The new constitution was approved with 262 votes, while 44 MPs said 'No’ and there was one abstention. The Socialist Party and the green Politics Can Be Different (LMP) boycotted the vote, just like the whole process of drafting the new constitution. Their argument was that it was but an attempt to entrench power for the government while limiting civil liberties.
The government said the new basic law will allow Hungary to complete the transition from communism to democracy started over 20 years ago, put the country on a sound economic footing and prevent the kind of political scandals that tainted the previous government.
Several points of the new constitution have been criticised both by civic groups in Hungary and by foreign organisations such as Amnesty International that said some of its points were "especially disconcerting". The German Foreign Ministry voiced its concerns this Monday.
Among others, the new constitution:
- weakens the powers of the Constitutional Court (although this "temporary" measure lasts only until state debt sinks to below 50% of GDP from the current 80%. Until then, however, the court can only overrule legislation on the budget, tax and customs issues if they infringe basic rights to life and human dignity, the protection of personal data and freedom of thought, conscience and religion.
- stipulates that amending legislation on taxes and pension require a two-thirds majority; allows to pass lifetime prison sentences without the possibility for parole; stipulates that the life of the fetus should be protected from conception; and limits marriages to between a man and a woman.
The constitution will also affect the central bank (NBH), as the law governing the NBH will be elevated from simple majority to a two-third super-majority. While the six-year terms of the Governor and two Deputy Gvernors remained unchanged, from next year, it will be the President of the Republic that will have the right to appoint all three of them, while up to date the Governor has had the right to pick his two deputies.
The constitution also sets a debt ceiling, which says the country’s public debt must not exceed 50% of the previous year's GDP except under extraordinary circumstances or a prolonged and significant recession.

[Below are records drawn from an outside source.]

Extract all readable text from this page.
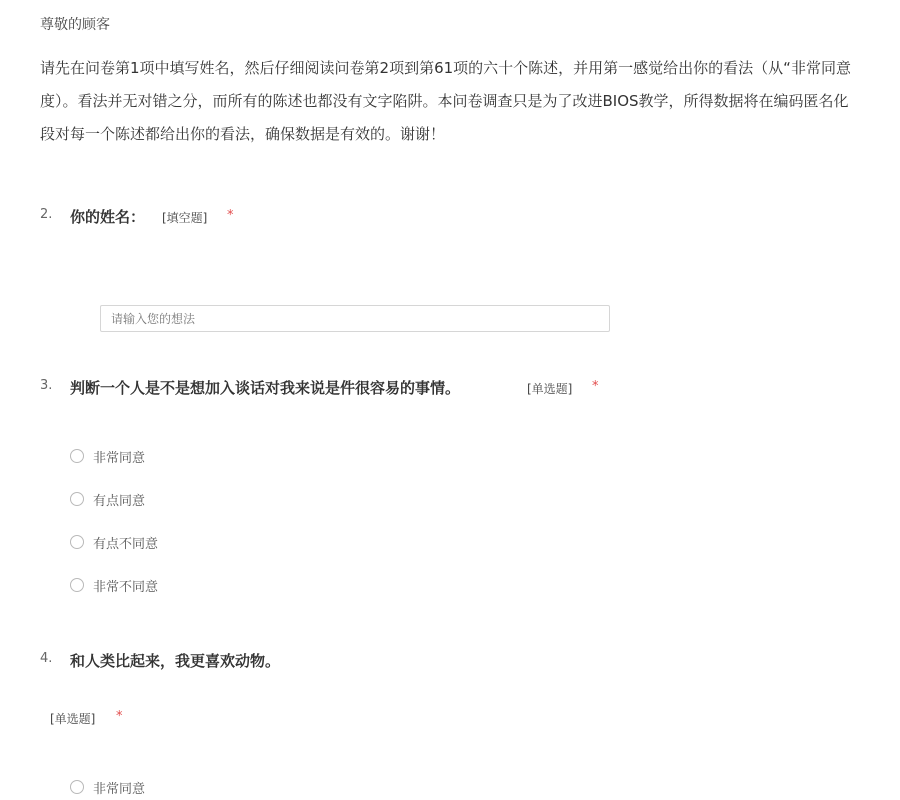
尊敬的顾客
请先在问卷第1项中填写姓名，然后仔细阅读问卷第2项到第61项的六十个陈述，并用第一感觉给出你的看法（从“非常同意
度）。看法并无对错之分，而所有的陈述也都没有文字陷阱。本问卷调查只是为了改进BIOS教学，所得数据将在编码匿名化
段对每一个陈述都给出你的看法，确保数据是有效的。谢谢！
2. 你的姓名： [填空题] *
请输入您的想法
3. 判断一个人是不是想加入谈话对我来说是件很容易的事情。	[单选题] *
非常同意
有点同意
有点不同意
非常不同意
4. 和人类比起来，我更喜欢动物。
[单选题] *
非常同意
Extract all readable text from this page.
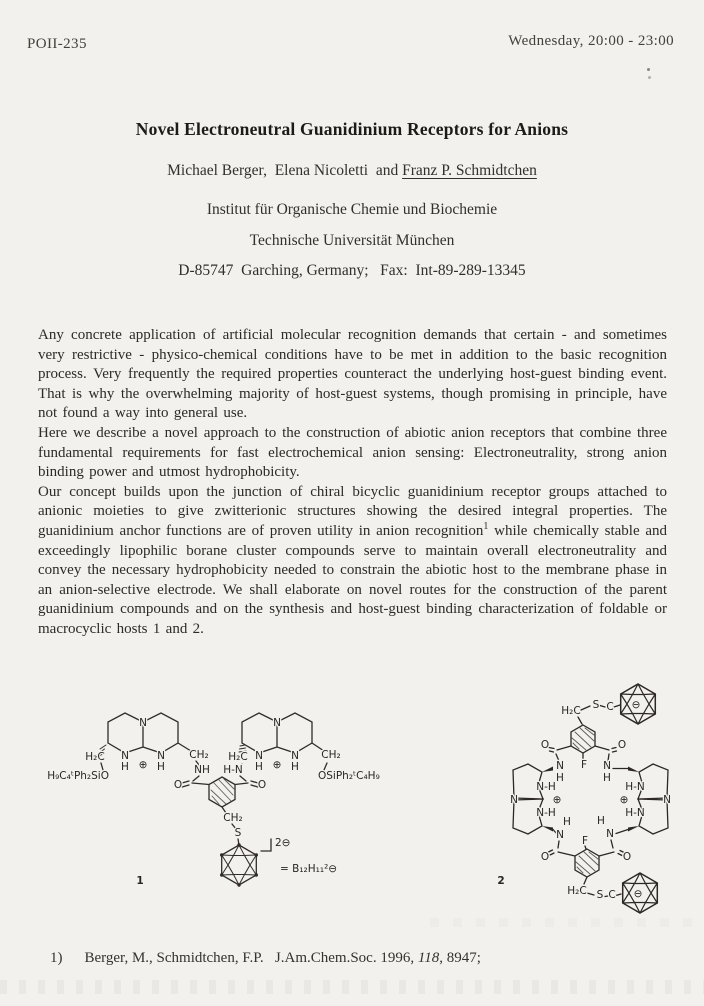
POII-235	Wednesday, 20:00 - 23:00
Novel Electroneutral Guanidinium Receptors for Anions
Michael Berger,  Elena Nicoletti  and Franz P. Schmidtchen
Institut für Organische Chemie und Biochemie
Technische Universität München
D-85747  Garching, Germany;   Fax:  Int-89-289-13345

Any concrete application of artificial molecular recognition demands that certain - and sometimes very restrictive - physico-chemical conditions have to be met in addition to the basic recognition process. Very frequently the required properties counteract the underlying host-guest binding event. That is why the overwhelming majority of host-guest systems, though promising in principle, have not found a way into general use.

Here we describe a novel approach to the construction of abiotic anion receptors that combine three fundamental requirements for fast electrochemical anion sensing: Electroneutrality, strong anion binding power and utmost hydrophobicity.

Our concept builds upon the junction of chiral bicyclic guanidinium receptor groups attached to anionic moieties to give zwitterionic structures showing the desired integral properties. The guanidinium anchor functions are of proven utility in anion recognition$^1$ while chemically stable and exceedingly lipophilic borane cluster compounds serve to maintain overall electroneutrality and convey the necessary hydrophobicity needed to constrain the abiotic host to the membrane phase in an anion-selective electrode. We shall elaborate on novel routes for the construction of the parent guanidinium compounds and on the synthesis and host-guest binding characterization of foldable or macrocyclic hosts 1 and 2.

H₂C
H₉C₄ᵗPh₂SiO
N
N
H ⊕
N
H
CH₂
NH
O
H-N
H₂C
O
N
N
H ⊕
N
H
CH₂
OSiPh₂ᵗC₄H₉
CH₂
S
2⊖
= B₁₂H₁₁²⊖
1
H₂C S C ⊖
O	O
N
H
N
H
F
N-H
⊕
N
N-H
H-N
⊕	N
H-N
H
F
H
N	N
O	O
H₂C S C ⊖
2
1) Berger, M., Schmidtchen, F.P.   J.Am.Chem.Soc. 1996, 118, 8947;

As long as debt exceeds this limit, Parliament must run a budget surplus to ensure debt remains on a downwards trajectory. The constitution does not set a deadline for cutting state debt to 50%.
The new constitution states Hungary's legal tender is the forint (HUF). Needless to say, changing this will also require a two-thirds majority, which may not be easy if upon the country’s accession to the euro zone the then government has no two-thirds majority. Government officials, including the Prime Minister said adopting the euro is not an option before 2020.
Some of the changes made to appointment rules are seen as Fidesz cementing its power for a period it may not be governing, anymore. For instance, the Constitutional Court will have 15 members instead of 11, but Parliament will elect them for 12 years rather than nine years now. A new institution, the "Kuria", is established to oversee the judicial system whose Chairman will be elected by Parliament for nine years. The Constitution also confirms legislation by the previous administration, lengthening the term of the chief prosecutor to nine years from six, and doubles the mandate of the head of the State Audit Office to 12 years.
Local governments will be elected for five instead of four years to abolish a link to the parliamentary elections cycle, and the government will have veto right to their borrowing.